El 3 de enero de 2026, la detención de Nicolás Maduro en un operativo de la administración de Donald Trump desató una crisis institucional en Venezuela. A 48 horas, el país retomó actividades bajo el mando interino de Delcy Rodríguez, mientras la población enfrenta la incertidumbre sobre el futuro político y social.
El 3 de enero de 2026, la detención de Nicolás Maduro en un operativo impulsado por la administración de Donald Trump marcó un punto de quiebre en Venezuela. En pocas horas, la tensión política acumulada derivó en una crisis institucional, con consecuencias impredecibles para la sociedad venezolana.
Pasadas 48 horas de la detención, el país retomó su actividad bajo el mando interino de Delcy Rodríguez, lo que sorprendió incluso a sectores del oficialismo. La inseguridad y las dudas de la población se proyectaron más allá del presente inmediato.
Yessica Molina, venezolana de 34 años radicada en Argentina desde 2019, afirmó: “No es fácil, es un proceso complejo, la idiosincrasia del venezolano ha cambiado y su recuperación llevará tiempo”.

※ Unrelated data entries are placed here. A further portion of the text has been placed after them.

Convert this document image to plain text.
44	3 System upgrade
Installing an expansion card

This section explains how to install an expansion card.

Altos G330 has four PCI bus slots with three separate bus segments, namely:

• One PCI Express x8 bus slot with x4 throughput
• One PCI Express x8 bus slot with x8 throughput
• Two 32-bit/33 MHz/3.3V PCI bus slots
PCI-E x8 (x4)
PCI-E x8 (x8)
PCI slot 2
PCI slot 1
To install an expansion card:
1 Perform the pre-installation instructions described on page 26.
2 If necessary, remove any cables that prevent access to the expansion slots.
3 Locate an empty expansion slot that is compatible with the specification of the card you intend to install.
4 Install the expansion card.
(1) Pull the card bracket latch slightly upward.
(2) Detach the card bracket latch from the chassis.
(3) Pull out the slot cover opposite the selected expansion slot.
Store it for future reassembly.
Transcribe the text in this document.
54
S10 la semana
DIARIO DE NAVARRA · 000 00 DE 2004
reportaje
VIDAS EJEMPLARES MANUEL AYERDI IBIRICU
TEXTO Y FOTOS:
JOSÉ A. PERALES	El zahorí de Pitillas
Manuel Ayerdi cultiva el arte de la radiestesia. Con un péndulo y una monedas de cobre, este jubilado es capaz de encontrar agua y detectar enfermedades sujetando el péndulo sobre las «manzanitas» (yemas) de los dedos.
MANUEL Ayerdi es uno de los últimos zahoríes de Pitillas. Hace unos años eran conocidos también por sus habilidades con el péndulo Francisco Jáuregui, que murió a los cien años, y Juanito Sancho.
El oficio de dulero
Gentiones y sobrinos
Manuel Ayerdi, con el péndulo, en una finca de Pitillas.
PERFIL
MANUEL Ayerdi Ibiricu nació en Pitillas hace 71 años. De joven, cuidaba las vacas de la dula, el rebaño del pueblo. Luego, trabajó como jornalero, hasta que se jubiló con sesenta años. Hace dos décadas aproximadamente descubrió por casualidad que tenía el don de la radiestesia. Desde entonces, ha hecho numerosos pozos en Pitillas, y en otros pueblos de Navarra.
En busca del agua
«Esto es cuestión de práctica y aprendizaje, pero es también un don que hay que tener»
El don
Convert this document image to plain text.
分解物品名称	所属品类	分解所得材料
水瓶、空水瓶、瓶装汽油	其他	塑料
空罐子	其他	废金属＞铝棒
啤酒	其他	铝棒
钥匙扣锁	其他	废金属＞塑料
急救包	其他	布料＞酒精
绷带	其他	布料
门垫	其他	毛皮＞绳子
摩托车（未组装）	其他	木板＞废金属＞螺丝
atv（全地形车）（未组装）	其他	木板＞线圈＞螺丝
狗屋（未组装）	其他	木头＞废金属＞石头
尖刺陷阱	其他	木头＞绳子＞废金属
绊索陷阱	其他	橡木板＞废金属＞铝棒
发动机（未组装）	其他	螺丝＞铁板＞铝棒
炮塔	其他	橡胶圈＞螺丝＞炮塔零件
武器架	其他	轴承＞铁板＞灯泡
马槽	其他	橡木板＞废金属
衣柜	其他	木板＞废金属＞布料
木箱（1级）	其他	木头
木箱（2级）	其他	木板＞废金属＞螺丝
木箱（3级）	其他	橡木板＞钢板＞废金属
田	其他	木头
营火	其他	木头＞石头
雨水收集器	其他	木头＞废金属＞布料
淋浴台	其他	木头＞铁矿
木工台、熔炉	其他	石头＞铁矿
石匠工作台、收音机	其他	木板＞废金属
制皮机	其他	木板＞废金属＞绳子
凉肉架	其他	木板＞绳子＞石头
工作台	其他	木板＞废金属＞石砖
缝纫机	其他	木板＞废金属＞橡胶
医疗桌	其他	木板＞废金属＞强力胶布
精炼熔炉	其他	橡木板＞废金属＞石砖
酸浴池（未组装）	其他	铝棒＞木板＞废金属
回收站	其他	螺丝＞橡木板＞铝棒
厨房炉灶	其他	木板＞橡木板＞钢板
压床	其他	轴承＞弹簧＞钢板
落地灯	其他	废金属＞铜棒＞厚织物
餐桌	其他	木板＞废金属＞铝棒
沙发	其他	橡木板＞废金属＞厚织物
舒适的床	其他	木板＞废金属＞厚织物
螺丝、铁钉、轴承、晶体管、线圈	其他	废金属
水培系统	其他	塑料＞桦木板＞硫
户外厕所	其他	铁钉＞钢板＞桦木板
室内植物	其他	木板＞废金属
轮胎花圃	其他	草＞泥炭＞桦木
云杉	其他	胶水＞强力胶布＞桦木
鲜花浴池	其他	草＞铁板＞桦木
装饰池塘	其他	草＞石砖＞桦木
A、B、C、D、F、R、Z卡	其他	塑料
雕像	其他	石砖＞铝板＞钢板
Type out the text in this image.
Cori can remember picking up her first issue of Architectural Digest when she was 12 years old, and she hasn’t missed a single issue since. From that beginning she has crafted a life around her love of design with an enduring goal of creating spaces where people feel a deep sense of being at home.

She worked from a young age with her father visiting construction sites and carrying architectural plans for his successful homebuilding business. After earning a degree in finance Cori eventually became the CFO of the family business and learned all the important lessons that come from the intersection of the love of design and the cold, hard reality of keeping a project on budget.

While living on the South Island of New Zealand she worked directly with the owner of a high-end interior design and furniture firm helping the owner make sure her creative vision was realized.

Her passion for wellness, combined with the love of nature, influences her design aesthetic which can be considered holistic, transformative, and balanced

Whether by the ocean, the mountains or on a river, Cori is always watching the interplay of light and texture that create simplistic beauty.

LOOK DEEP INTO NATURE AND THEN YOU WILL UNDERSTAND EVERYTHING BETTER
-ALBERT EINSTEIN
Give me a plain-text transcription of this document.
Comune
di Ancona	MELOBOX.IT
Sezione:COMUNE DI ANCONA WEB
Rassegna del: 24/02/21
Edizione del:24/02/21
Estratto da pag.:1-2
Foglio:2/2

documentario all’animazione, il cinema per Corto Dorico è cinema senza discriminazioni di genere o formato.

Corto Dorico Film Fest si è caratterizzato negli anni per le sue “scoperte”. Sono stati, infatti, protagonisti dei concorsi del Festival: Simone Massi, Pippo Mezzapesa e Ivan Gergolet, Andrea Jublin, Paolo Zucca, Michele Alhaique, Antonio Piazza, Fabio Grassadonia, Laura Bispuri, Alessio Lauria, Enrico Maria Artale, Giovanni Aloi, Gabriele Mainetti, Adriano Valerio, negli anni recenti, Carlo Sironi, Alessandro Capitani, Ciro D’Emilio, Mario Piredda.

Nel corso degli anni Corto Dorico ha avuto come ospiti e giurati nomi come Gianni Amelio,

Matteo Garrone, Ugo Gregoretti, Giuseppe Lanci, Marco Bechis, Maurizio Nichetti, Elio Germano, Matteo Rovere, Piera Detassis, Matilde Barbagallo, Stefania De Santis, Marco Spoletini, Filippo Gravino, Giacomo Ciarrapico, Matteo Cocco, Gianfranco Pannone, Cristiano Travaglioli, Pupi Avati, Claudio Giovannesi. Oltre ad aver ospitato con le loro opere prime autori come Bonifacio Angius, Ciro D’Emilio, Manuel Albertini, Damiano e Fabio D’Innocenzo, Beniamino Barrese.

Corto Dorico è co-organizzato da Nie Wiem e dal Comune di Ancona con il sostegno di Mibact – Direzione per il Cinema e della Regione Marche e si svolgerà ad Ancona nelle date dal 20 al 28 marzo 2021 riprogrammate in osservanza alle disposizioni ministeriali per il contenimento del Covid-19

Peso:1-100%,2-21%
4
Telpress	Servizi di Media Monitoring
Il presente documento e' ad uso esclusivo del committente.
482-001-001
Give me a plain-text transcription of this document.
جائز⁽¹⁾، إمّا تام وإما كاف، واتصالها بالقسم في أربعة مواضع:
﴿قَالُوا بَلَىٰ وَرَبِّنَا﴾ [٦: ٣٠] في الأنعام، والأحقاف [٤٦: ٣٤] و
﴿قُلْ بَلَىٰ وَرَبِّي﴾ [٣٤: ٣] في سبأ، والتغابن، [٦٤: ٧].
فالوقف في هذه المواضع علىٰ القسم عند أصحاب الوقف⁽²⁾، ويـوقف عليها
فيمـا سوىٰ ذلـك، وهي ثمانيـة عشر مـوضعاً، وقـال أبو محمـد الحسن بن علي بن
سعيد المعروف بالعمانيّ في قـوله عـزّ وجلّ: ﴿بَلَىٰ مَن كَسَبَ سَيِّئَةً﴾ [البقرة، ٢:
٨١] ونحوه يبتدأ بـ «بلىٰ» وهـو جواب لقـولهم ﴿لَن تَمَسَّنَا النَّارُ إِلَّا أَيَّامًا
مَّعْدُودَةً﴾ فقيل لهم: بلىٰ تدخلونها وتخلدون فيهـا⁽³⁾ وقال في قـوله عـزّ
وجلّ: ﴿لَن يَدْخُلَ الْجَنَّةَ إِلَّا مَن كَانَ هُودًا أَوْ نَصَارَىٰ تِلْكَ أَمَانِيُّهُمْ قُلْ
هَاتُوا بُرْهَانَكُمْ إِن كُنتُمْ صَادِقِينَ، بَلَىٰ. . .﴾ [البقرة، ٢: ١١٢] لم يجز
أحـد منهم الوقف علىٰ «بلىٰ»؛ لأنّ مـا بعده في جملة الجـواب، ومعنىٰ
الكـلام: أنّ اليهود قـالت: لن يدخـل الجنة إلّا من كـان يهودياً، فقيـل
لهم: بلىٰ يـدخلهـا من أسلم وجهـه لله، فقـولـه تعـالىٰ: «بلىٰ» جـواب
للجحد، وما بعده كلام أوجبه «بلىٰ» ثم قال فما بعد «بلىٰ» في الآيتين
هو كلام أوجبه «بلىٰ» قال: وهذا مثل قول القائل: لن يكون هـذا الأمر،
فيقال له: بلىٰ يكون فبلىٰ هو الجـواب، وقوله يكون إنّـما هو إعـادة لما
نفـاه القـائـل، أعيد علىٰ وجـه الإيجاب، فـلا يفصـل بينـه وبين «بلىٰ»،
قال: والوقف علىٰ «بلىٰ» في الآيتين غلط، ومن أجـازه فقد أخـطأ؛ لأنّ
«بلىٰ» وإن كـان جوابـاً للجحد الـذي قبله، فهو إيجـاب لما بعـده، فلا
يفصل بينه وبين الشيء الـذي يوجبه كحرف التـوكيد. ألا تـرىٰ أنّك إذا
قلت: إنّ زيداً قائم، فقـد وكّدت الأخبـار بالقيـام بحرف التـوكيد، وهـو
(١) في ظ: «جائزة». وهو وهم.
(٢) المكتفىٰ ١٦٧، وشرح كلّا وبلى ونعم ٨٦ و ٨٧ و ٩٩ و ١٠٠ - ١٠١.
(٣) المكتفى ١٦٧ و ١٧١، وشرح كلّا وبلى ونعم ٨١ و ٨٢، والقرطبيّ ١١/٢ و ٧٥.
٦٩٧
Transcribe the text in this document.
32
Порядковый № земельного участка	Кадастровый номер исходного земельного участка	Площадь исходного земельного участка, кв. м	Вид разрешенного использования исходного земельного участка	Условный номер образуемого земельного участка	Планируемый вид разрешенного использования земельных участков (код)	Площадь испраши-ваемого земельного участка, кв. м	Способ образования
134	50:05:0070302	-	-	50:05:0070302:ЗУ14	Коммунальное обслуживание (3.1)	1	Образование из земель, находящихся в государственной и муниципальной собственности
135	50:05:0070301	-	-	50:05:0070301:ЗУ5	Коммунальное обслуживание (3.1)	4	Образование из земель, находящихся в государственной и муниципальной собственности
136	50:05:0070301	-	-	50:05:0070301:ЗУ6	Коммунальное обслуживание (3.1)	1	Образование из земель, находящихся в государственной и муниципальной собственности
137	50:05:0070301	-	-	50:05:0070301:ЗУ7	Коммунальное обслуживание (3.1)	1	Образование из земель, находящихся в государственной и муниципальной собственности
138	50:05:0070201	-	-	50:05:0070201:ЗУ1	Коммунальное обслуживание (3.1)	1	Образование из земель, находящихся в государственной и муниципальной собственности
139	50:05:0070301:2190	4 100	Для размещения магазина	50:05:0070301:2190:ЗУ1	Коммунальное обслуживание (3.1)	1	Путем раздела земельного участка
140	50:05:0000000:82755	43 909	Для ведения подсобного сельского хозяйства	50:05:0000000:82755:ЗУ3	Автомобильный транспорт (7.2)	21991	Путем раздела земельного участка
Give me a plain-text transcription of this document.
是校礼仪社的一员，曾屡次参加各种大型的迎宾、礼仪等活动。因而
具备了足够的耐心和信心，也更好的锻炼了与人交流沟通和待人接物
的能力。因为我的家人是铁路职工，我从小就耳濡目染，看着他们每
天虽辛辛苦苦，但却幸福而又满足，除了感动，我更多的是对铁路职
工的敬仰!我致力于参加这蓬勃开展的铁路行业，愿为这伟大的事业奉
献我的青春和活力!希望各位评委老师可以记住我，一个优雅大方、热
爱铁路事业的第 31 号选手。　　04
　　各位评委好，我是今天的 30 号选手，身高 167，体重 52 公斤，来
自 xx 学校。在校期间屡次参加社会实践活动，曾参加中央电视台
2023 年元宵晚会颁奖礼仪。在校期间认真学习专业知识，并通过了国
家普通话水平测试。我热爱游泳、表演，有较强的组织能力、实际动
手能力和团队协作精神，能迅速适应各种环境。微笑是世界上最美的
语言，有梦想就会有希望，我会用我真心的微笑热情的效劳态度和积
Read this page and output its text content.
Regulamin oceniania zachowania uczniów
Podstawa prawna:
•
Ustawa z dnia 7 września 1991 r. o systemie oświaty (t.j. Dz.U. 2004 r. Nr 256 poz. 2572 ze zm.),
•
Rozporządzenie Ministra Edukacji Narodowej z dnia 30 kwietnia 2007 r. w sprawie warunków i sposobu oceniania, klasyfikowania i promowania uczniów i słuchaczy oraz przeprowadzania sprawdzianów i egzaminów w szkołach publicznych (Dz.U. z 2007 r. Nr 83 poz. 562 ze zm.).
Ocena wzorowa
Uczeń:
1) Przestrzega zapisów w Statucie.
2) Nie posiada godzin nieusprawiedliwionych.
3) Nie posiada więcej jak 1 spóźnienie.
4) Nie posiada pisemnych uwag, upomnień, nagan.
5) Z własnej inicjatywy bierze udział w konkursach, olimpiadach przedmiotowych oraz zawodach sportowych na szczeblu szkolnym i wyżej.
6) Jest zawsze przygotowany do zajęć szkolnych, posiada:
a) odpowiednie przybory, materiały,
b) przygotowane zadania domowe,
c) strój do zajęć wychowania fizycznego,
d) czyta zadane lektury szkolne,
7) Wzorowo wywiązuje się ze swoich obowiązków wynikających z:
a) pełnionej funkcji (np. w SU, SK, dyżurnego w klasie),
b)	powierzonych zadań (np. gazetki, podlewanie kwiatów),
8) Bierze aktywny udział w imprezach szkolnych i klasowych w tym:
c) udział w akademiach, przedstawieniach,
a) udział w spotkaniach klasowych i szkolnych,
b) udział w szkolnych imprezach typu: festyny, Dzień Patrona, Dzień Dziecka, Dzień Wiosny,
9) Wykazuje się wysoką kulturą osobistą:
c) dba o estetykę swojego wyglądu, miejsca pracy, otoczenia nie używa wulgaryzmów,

Diego Dalena, licenciado en Relaciones Internacionales y coordinador de Federalismo y RRII de REDAPPE, declaró: “Mientras un sector culpa a Maduro del bloqueo en Venezuela, otro desconfía de una transición guiada por Estados Unidos debido a su historial en la región. Por eso, me parece importante no reducir la reacción de los propios venezolanos a una dicotomía entre celebración o rechazo”.
En paralelo, la relación bilateral con Estados Unidos se reconfiguró. Washington pasó de la confrontación a ser un aliado estratégico. Cinthya Casado, venezolana de 34 años residente en Argentina desde 2018, sostuvo: “Si bien las acciones de Washington han favorecido determinados avances políticos, también responden a intereses económicos propios y no únicamente al bienestar de la población venezolana”.
Dalena agregó: “Cuando la resolución de un conflicto político proviene desde el exterior, el mensaje que recibe la ciudadanía es ambiguo. Por un lado, puede interpretarse que las instituciones internas estaban tan bloqueadas que solo una intervención externa podía alterar esa dinámica. Pero, al mismo tiempo, eso instala una idea preocupante: la de un país incapaz de resolver sus propios conflictos por vías soberanas, constitucionales o democráticas”.
Entre el 8 de enero y el 30 de marzo de 2026, la ONG Foro Penal confirmó la liberación de al menos 743 personas detenidas por motivos políticos, incluyendo periodistas, defensores de derechos humanos y dirigentes opositores. Sin embargo, estas medidas no desmantelaron las estructuras de poder construidas durante años.
“Para las familias, la prioridad cotidiana sigue siendo la misma: sostener ingresos, acceder a servicios básicos, mantener vínculos en un contexto donde la migración separó hogares. Entonces, frente a un evento tan fuerte, la reacción emocional puede ser menos épica de lo que se supone desde afuera”, ratificó Dalena.
El especialista concluyó: “En ese contexto, el desafío no pasa solo por reconstruir el sistema político, sino también por recomponer una sociedad atravesada por décadas de inestabilidad y desconfianza”.